Ainda assim, contrariando a própria realidade, o prefeito Eduardo Paes declarou que apenas 15 das mais de 1.500 escolas não têm ar-condicionado, o que representa apenas 1% do total. Porém, fica a pergunta: será que todos esses aparelhos funcionam, prefeito? Pelas denúncias que constantemente chegam ao nosso gabinete, a situação parece ser bem diferente.
De fato, muitas escolas até possuem ar-condicionado, mas isso não significa que a climatização seja eficaz. Além dos problemas com o roubo de cabos, a rede elétrica das unidades escolares não suporta a carga de vários aparelhos ligados ao mesmo tempo, e a falta de manutenção reduz sua vida útil. Essa negligência da prefeitura dificulta o processo de ensino e aprendizagem.
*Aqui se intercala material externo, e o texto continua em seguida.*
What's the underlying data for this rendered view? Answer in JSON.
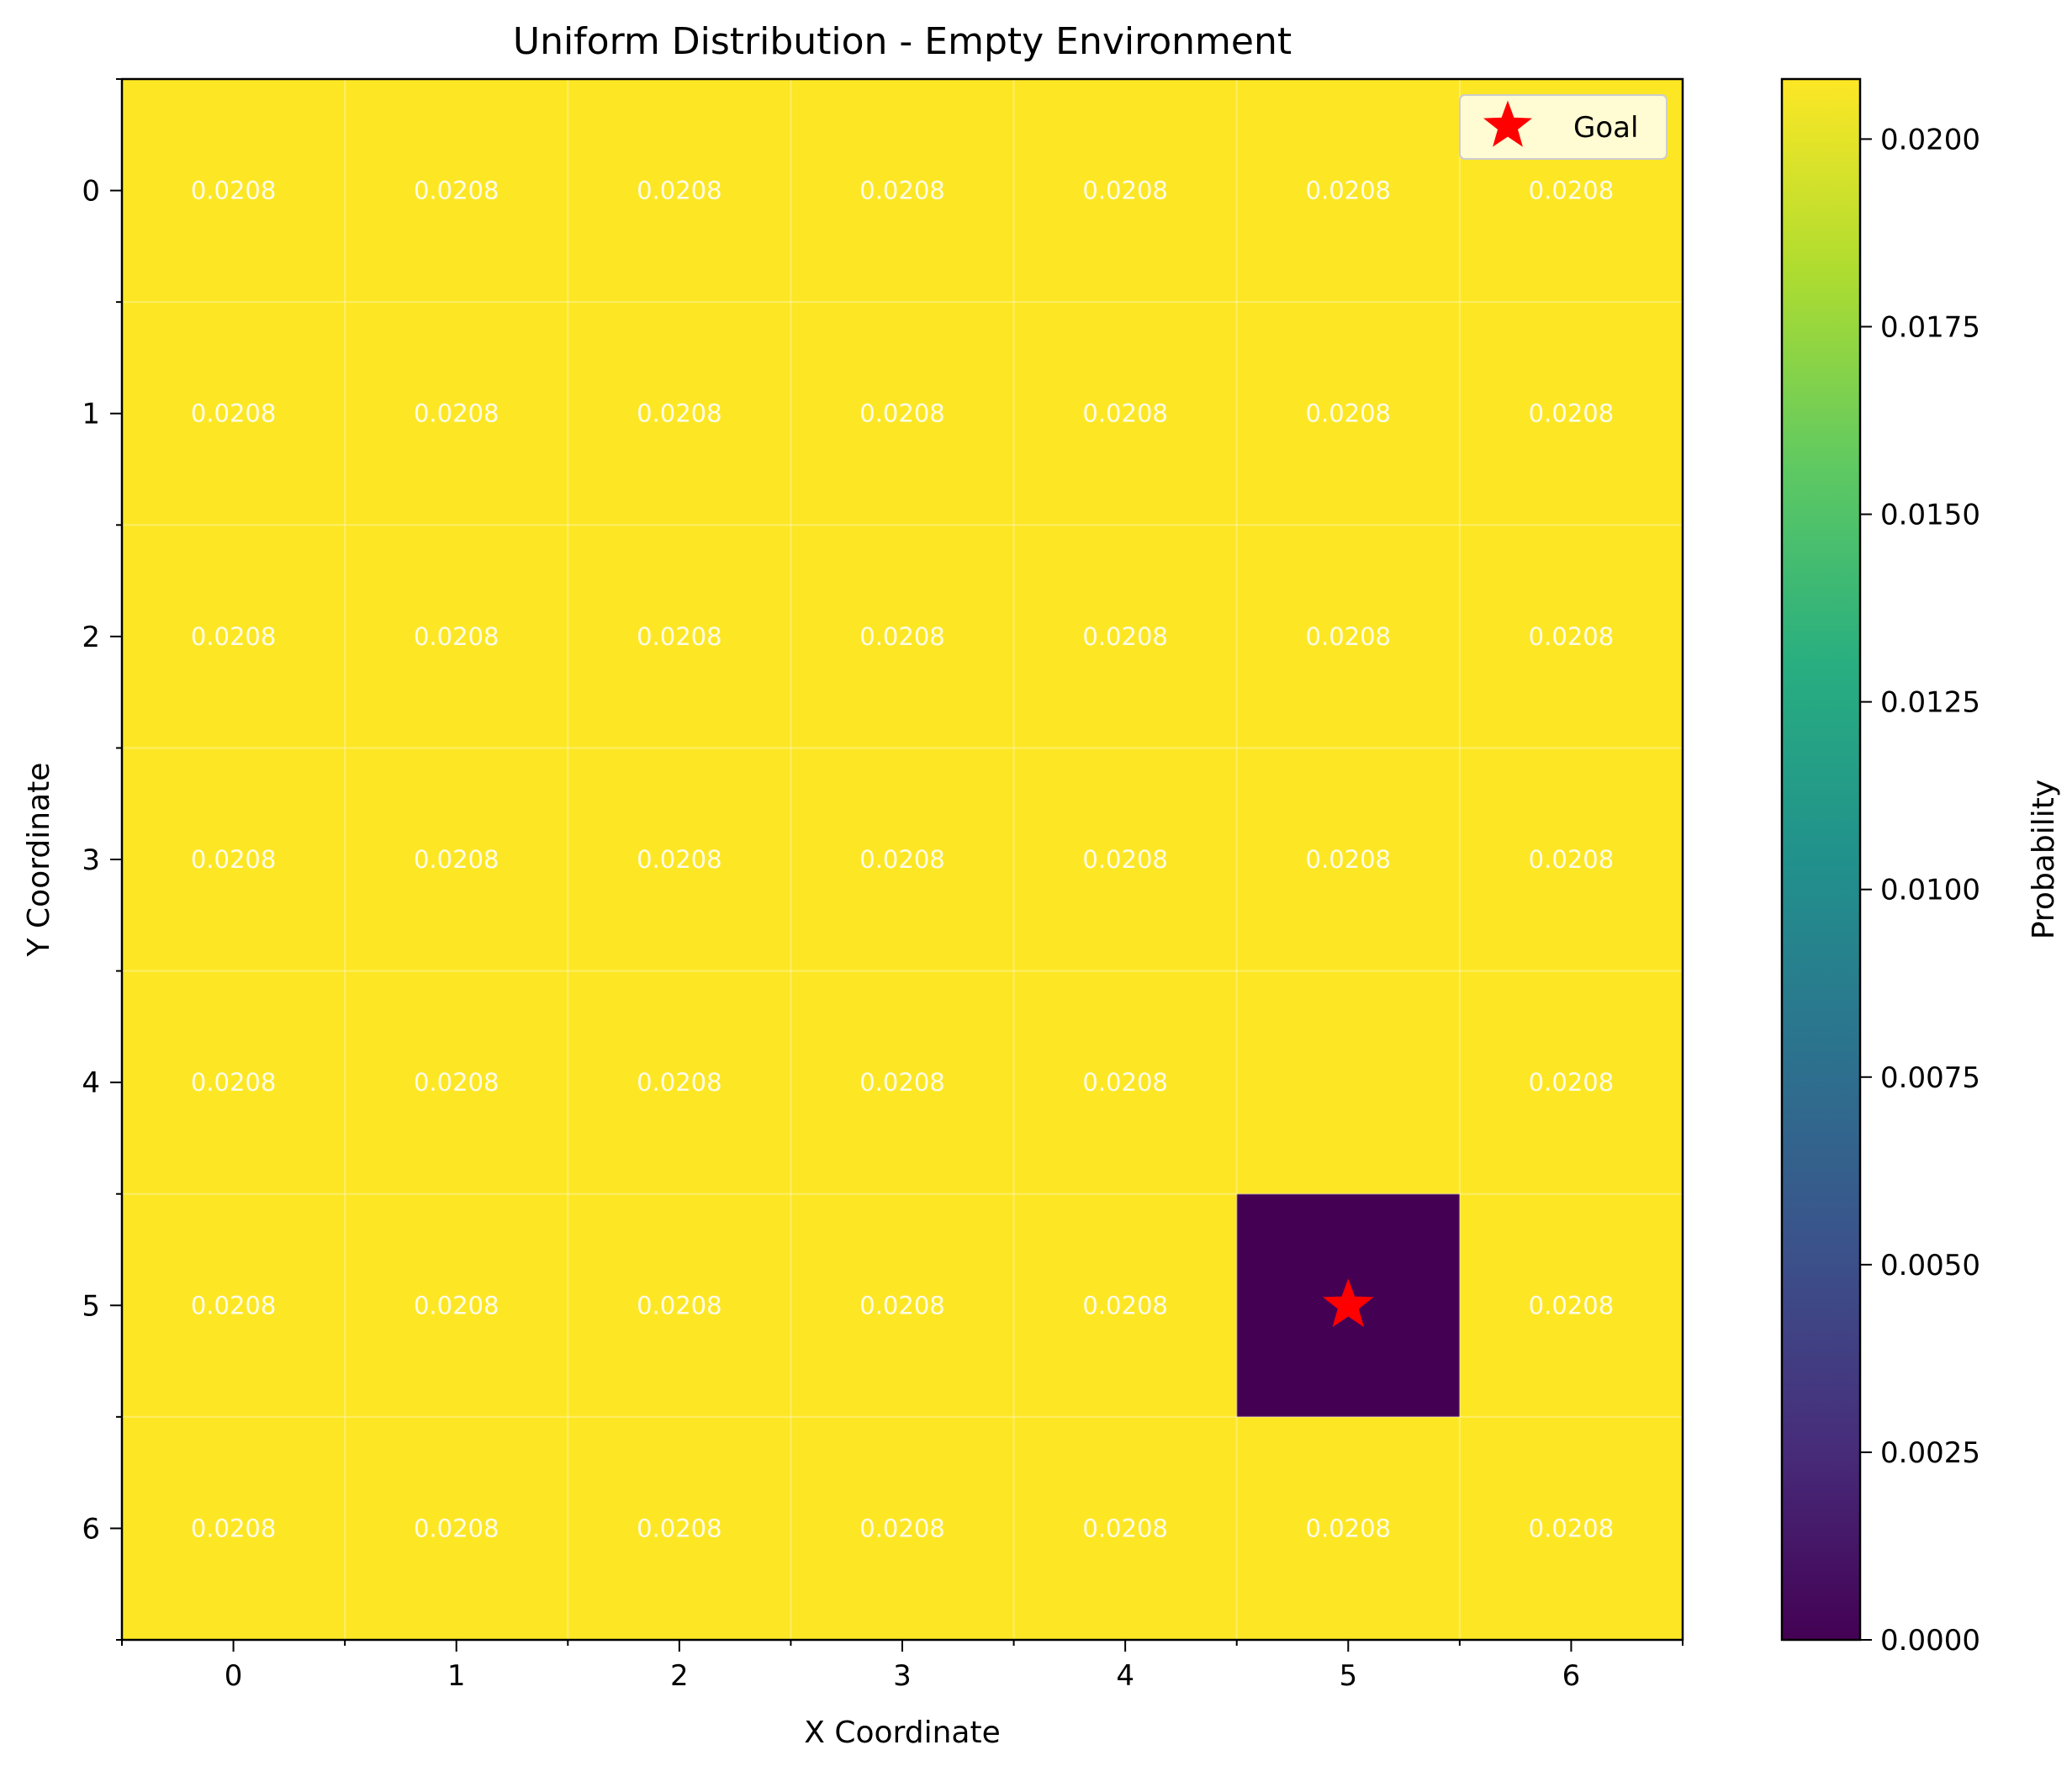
{
  "chart_data": {
    "type": "heatmap",
    "title": "Uniform Distribution - Empty Environment",
    "xlabel": "X Coordinate",
    "ylabel": "Y Coordinate",
    "x_ticks": [
      "0",
      "1",
      "2",
      "3",
      "4",
      "5",
      "6"
    ],
    "y_ticks": [
      "0",
      "1",
      "2",
      "3",
      "4",
      "5",
      "6"
    ],
    "values": [
      [
        0.0208,
        0.0208,
        0.0208,
        0.0208,
        0.0208,
        0.0208,
        0.0208
      ],
      [
        0.0208,
        0.0208,
        0.0208,
        0.0208,
        0.0208,
        0.0208,
        0.0208
      ],
      [
        0.0208,
        0.0208,
        0.0208,
        0.0208,
        0.0208,
        0.0208,
        0.0208
      ],
      [
        0.0208,
        0.0208,
        0.0208,
        0.0208,
        0.0208,
        0.0208,
        0.0208
      ],
      [
        0.0208,
        0.0208,
        0.0208,
        0.0208,
        0.0208,
        0.0208,
        0.0208
      ],
      [
        0.0208,
        0.0208,
        0.0208,
        0.0208,
        0.0208,
        0.0,
        0.0208
      ],
      [
        0.0208,
        0.0208,
        0.0208,
        0.0208,
        0.0208,
        0.0208,
        0.0208
      ]
    ],
    "cell_labels": [
      [
        "0.0208",
        "0.0208",
        "0.0208",
        "0.0208",
        "0.0208",
        "0.0208",
        "0.0208"
      ],
      [
        "0.0208",
        "0.0208",
        "0.0208",
        "0.0208",
        "0.0208",
        "0.0208",
        "0.0208"
      ],
      [
        "0.0208",
        "0.0208",
        "0.0208",
        "0.0208",
        "0.0208",
        "0.0208",
        "0.0208"
      ],
      [
        "0.0208",
        "0.0208",
        "0.0208",
        "0.0208",
        "0.0208",
        "0.0208",
        "0.0208"
      ],
      [
        "0.0208",
        "0.0208",
        "0.0208",
        "0.0208",
        "0.0208",
        "",
        "0.0208"
      ],
      [
        "0.0208",
        "0.0208",
        "0.0208",
        "0.0208",
        "0.0208",
        "",
        "0.0208"
      ],
      [
        "0.0208",
        "0.0208",
        "0.0208",
        "0.0208",
        "0.0208",
        "0.0208",
        "0.0208"
      ]
    ],
    "goal": {
      "x": 5,
      "y": 5,
      "label": "Goal",
      "color": "#ff0000"
    },
    "legend_position": "top-right",
    "grid": true,
    "colorbar": {
      "label": "Probability",
      "range": [
        0.0,
        0.0208
      ],
      "colormap": "viridis",
      "ticks": [
        "0.0000",
        "0.0025",
        "0.0050",
        "0.0075",
        "0.0100",
        "0.0125",
        "0.0150",
        "0.0175",
        "0.0200"
      ],
      "tick_values": [
        0.0,
        0.0025,
        0.005,
        0.0075,
        0.01,
        0.0125,
        0.015,
        0.0175,
        0.02
      ]
    }
  }
}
Os desafios que a população enfrenta durante as ondas de calor já seriam mais do que suficientes, não é mesmo? Mas a realidade é ainda mais cruel. Do lado de fora, é como se cada dia fosse uma fase de um jogo de sobrevivência, em que é preciso driblar o calor extremo nas ruas, no transporte lotado, nas escolas e até na busca por uma sombra. Só que, ao voltar para casa, em vez de encontrar um respiro, muitas famílias encaram mais um obstáculo: a torneira seca, o chuveiro sem água, eletrodomésticos desligados e a dificuldade de realizar tarefas básicas. No Rio de Janeiro, sobreviver ao calor não termina na porta de casa.
O Procon Carioca registrou um aumento de 59% nas reclamações de falta de água e 16% nas queixas de falta de luz nos últimos dois anos. Esses números mostram como o carioca está cada vez mais vulnerável às mudanças climáticas. Em meio ao calor extremo, famílias ficam sem água e sem luz por horas, às vezes até dias. Portanto, o problema vai muito além do clima, pois a falta de infraestrutura urbana e as falhas graves das concessionárias responsáveis pelo fornecimento de água e energia elétrica agravam ainda mais essa situação, com serviços essenciais interrompidos justamente quando a população mais precisa.
Somado a isso, é importante destacar o impacto da privatização da CEDAE. Anos após a concessão dos serviços de distribuição de água, coleta e tratamento de esgoto, a Águas do Rio, maior vencedora do leilão, assumiu a responsabilidade de atender mais de 10 milhões de pessoas. Você provavelmente já ouviu aquele velho discurso: “privatiza que melhora”. Mas, na prática, o que se vê é bem diferente. Embora a empresa tenha acumulado lucros milionários em poucos anos, também coleciona uma enxurrada de reclamações: aumentos abusivos nas tarifas, cobranças indevidas, interrupções não programadas no fornecimento de água e a falta de compromisso com a universalização do serviço nas favelas. Em apenas dois anos, a concessionária lucrou R$ 1,2 bilhão. O problema é que esses lucros não se traduzem em melhorias reais para a população.
Todos os problemas apresentados revelam uma realidade alarmante de descompasso entre o crescimento urbano e a capacidade de atender às necessidades da população. Por isso, fica claro que os cariocas não podem continuar sendo deixados à mercê da falta de preparo da cidade para lidar com eventos climáticos extremos. Desde o início do meu mandato, reforço a necessidade de pensarmos em políticas públicas que avancem na adaptação climática da nossa cidade, garantindo, sobretudo, justiça socioambiental. Por isso, apresentei diversos projetos e instalei uma Comissão Especial para discutir a Emergência Climática na Câmara dos Vereadores do Rio de Janeiro, que estão alinhados com esse objetivo.
É fundamental cobrar melhorias das empresas responsáveis e intensificar a fiscalização e o monitoramento. A promessa de uma cidade resiliente não pode ser apenas um discurso, deve se concretizar em ações que garantam à população não apenas serviços básicos, mas qualidade de vida. Até quando vamos normalizar as ondas de calor e culpar o clima pelos seus impactos?